Delay-Based Network Utility Maximization Modelling for Congestion Control in Named Data Networking

Abstract

Content replication and name-based routing lead to a natural multi-source and multipath transmission paradigm in NDN. Due to the unique connectionless characteristic of NDN, current end-to-end multipath congestion control schemes (e.g. MPTCP) cannot be used directly on NDN. This paper proposes a Network Utility Maximization (NUM) model to formulate multi-source and multipath transmission in NDN with in-network caches. From this model, a family of receiver-driven transmission solutions can be derived, named as path-specified congestion control. The path-specified congestion control enables content consumers to separate the traffic control on each path, which consequently facilitates fair and efficient bandwidth sharing amongst all consumers.
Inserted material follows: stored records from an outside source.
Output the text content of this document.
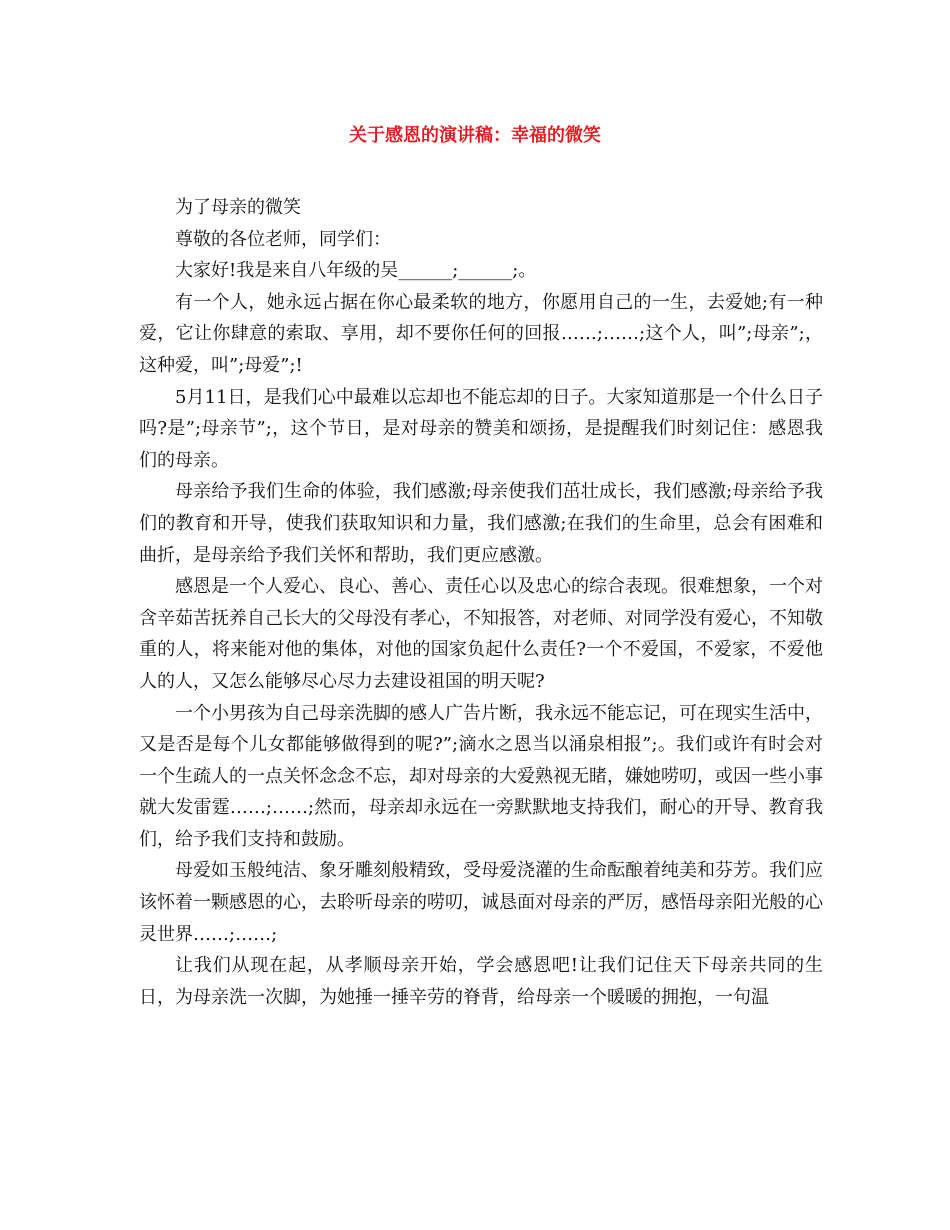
关于感恩的演讲稿：幸福的微笑

为了母亲的微笑

尊敬的各位老师，同学们：

大家好!我是来自八年级的吴______;______;。

有一个人，她永远占据在你心最柔软的地方，你愿用自己的一生，去爱她;有一种爱，它让你肆意的索取、享用，却不要你任何的回报……;……;这个人，叫”;母亲”;，这种爱，叫”;母爱”;!

5月11日，是我们心中最难以忘却也不能忘却的日子。大家知道那是一个什么日子吗?是”;母亲节”;，这个节日，是对母亲的赞美和颂扬，是提醒我们时刻记住：感恩我们的母亲。

母亲给予我们生命的体验，我们感激;母亲使我们茁壮成长，我们感激;母亲给予我们的教育和开导，使我们获取知识和力量，我们感激;在我们的生命里，总会有困难和曲折，是母亲给予我们关怀和帮助，我们更应感激。

感恩是一个人爱心、良心、善心、责任心以及忠心的综合表现。很难想象，一个对含辛茹苦抚养自己长大的父母没有孝心，不知报答，对老师、对同学没有爱心，不知敬重的人，将来能对他的集体，对他的国家负起什么责任?一个不爱国，不爱家，不爱他人的人，又怎么能够尽心尽力去建设祖国的明天呢?

一个小男孩为自己母亲洗脚的感人广告片断，我永远不能忘记，可在现实生活中，又是否是每个儿女都能够做得到的呢?”;滴水之恩当以涌泉相报”;。我们或许有时会对一个生疏人的一点关怀念念不忘，却对母亲的大爱熟视无睹，嫌她唠叨，或因一些小事就大发雷霆……;……;然而，母亲却永远在一旁默默地支持我们，耐心的开导、教育我们，给予我们支持和鼓励。

母爱如玉般纯洁、象牙雕刻般精致，受母爱浇灌的生命酝酿着纯美和芬芳。我们应该怀着一颗感恩的心，去聆听母亲的唠叨，诚恳面对母亲的严厉，感悟母亲阳光般的心灵世界……;……;

让我们从现在起，从孝顺母亲开始，学会感恩吧!让我们记住天下母亲共同的生日，为母亲洗一次脚，为她捶一捶辛劳的脊背，给母亲一个暖暖的拥抱，一句温
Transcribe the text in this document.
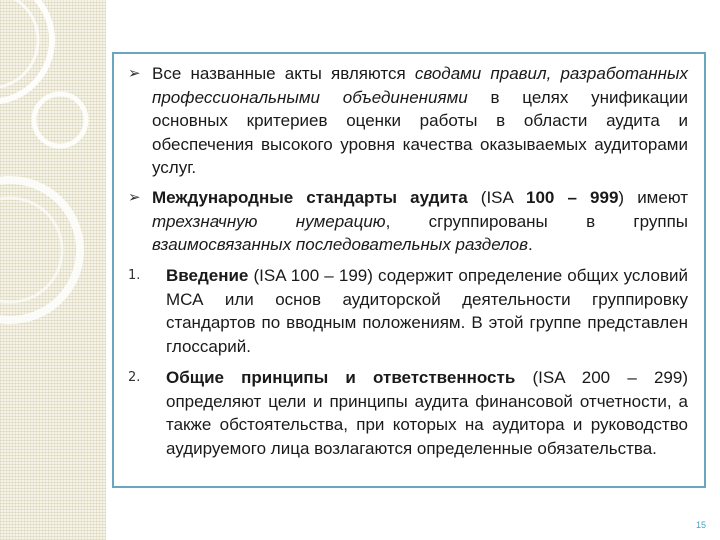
➢ Все названные акты являются сводами правил, разработанных профессиональными объединениями в целях унификации основных критериев оценки работы в области аудита и обеспечения высокого уровня качества оказываемых аудиторами услуг.
➢ Международные стандарты аудита (ISA 100 – 999) имеют трехзначную нумерацию, сгруппированы в группы взаимосвязанных последовательных разделов.
1. Введение (ISA 100 – 199) содержит определение общих условий МСА или основ аудиторской деятельности группировку стандартов по вводным положениям. В этой группе представлен глоссарий.
2. Общие принципы и ответственность (ISA 200 – 299) определяют цели и принципы аудита финансовой отчетности, а также обстоятельства, при которых на аудитора и руководство аудируемого лица возлагаются определенные обязательства.
15
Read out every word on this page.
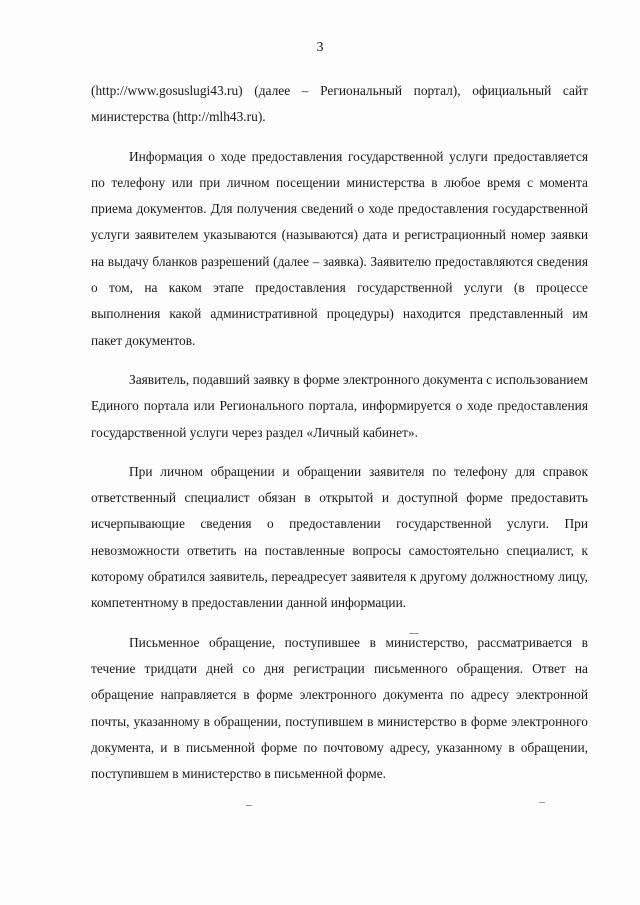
3

(http://www.gosuslugi43.ru) (далее – Региональный портал), официальный сайт министерства (http://mlh43.ru).

Информация о ходе предоставления государственной услуги предоставляется по телефону или при личном посещении министерства в любое время с момента приема документов. Для получения сведений о ходе предоставления государственной услуги заявителем указываются (называются) дата и регистрационный номер заявки на выдачу бланков разрешений (далее – заявка). Заявителю предоставляются сведения о том, на каком этапе предоставления государственной услуги (в процессе выполнения какой административной процедуры) находится представленный им пакет документов.

Заявитель, подавший заявку в форме электронного документа с использованием Единого портала или Регионального портала, информируется о ходе предоставления государственной услуги через раздел «Личный кабинет».

При личном обращении и обращении заявителя по телефону для справок ответственный специалист обязан в открытой и доступной форме предоставить исчерпывающие сведения о предоставлении государственной услуги. При невозможности ответить на поставленные вопросы самостоятельно специалист, к которому обратился заявитель, переадресует заявителя к другому должностному лицу, компетентному в предоставлении данной информации.

Письменное обращение, поступившее в министерство, рассматривается в течение тридцати дней со дня регистрации письменного обращения. Ответ на обращение направляется в форме электронного документа по адресу электронной почты, указанному в обращении, поступившем в министерство в форме электронного документа, и в письменной форме по почтовому адресу, указанному в обращении, поступившем в министерство в письменной форме.
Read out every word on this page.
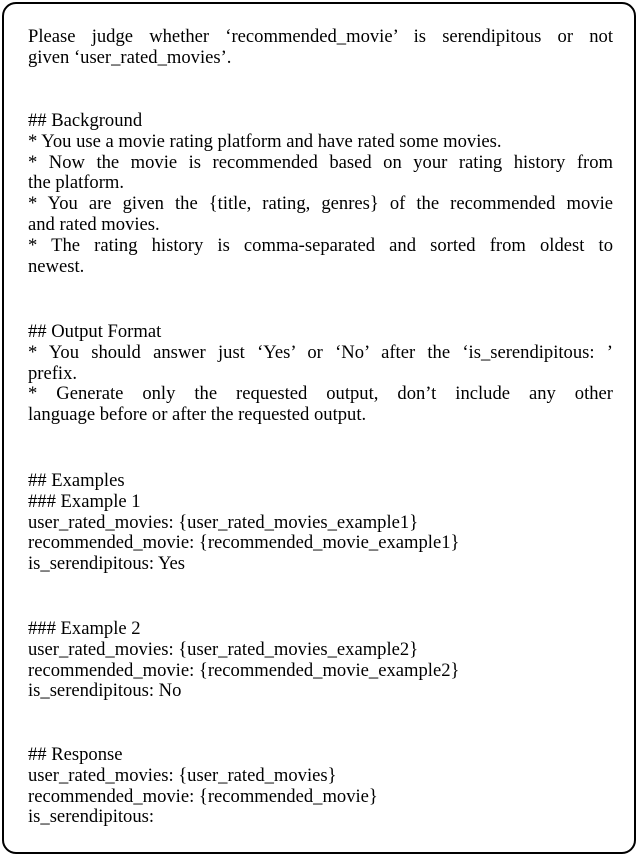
Please judge whether ‘recommended_movie’ is serendipitous or not
given ‘user_rated_movies’.
## Background
* You use a movie rating platform and have rated some movies.
* Now the movie is recommended based on your rating history from
the platform.
* You are given the {title, rating, genres} of the recommended movie
and rated movies.
* The rating history is comma-separated and sorted from oldest to
newest.
## Output Format
* You should answer just ‘Yes’ or ‘No’ after the ‘is_serendipitous: ’
prefix.
* Generate only the requested output, don’t include any other
language before or after the requested output.
## Examples
### Example 1
user_rated_movies: {user_rated_movies_example1}
recommended_movie: {recommended_movie_example1}
is_serendipitous: Yes
### Example 2
user_rated_movies: {user_rated_movies_example2}
recommended_movie: {recommended_movie_example2}
is_serendipitous: No
## Response
user_rated_movies: {user_rated_movies}
recommended_movie: {recommended_movie}
is_serendipitous:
As a specific instance, a Delay-based Path-specified Congestion Control Protocol (DPCCP) is presented, which utilizes queuing delays as signals to measure and control congestion levels of different bottlenecks. In addition, a set of high-performance congestion control laws are designed to accelerate bandwidth and fairness convergence towards the optimum defined by the NUM model. Finally, DPCCP is compared with state-of-the-art solutions. The experimental evaluations show that DPCCP outperforms existing solutions in terms of bandwidth utilization, convergence time and packet loss.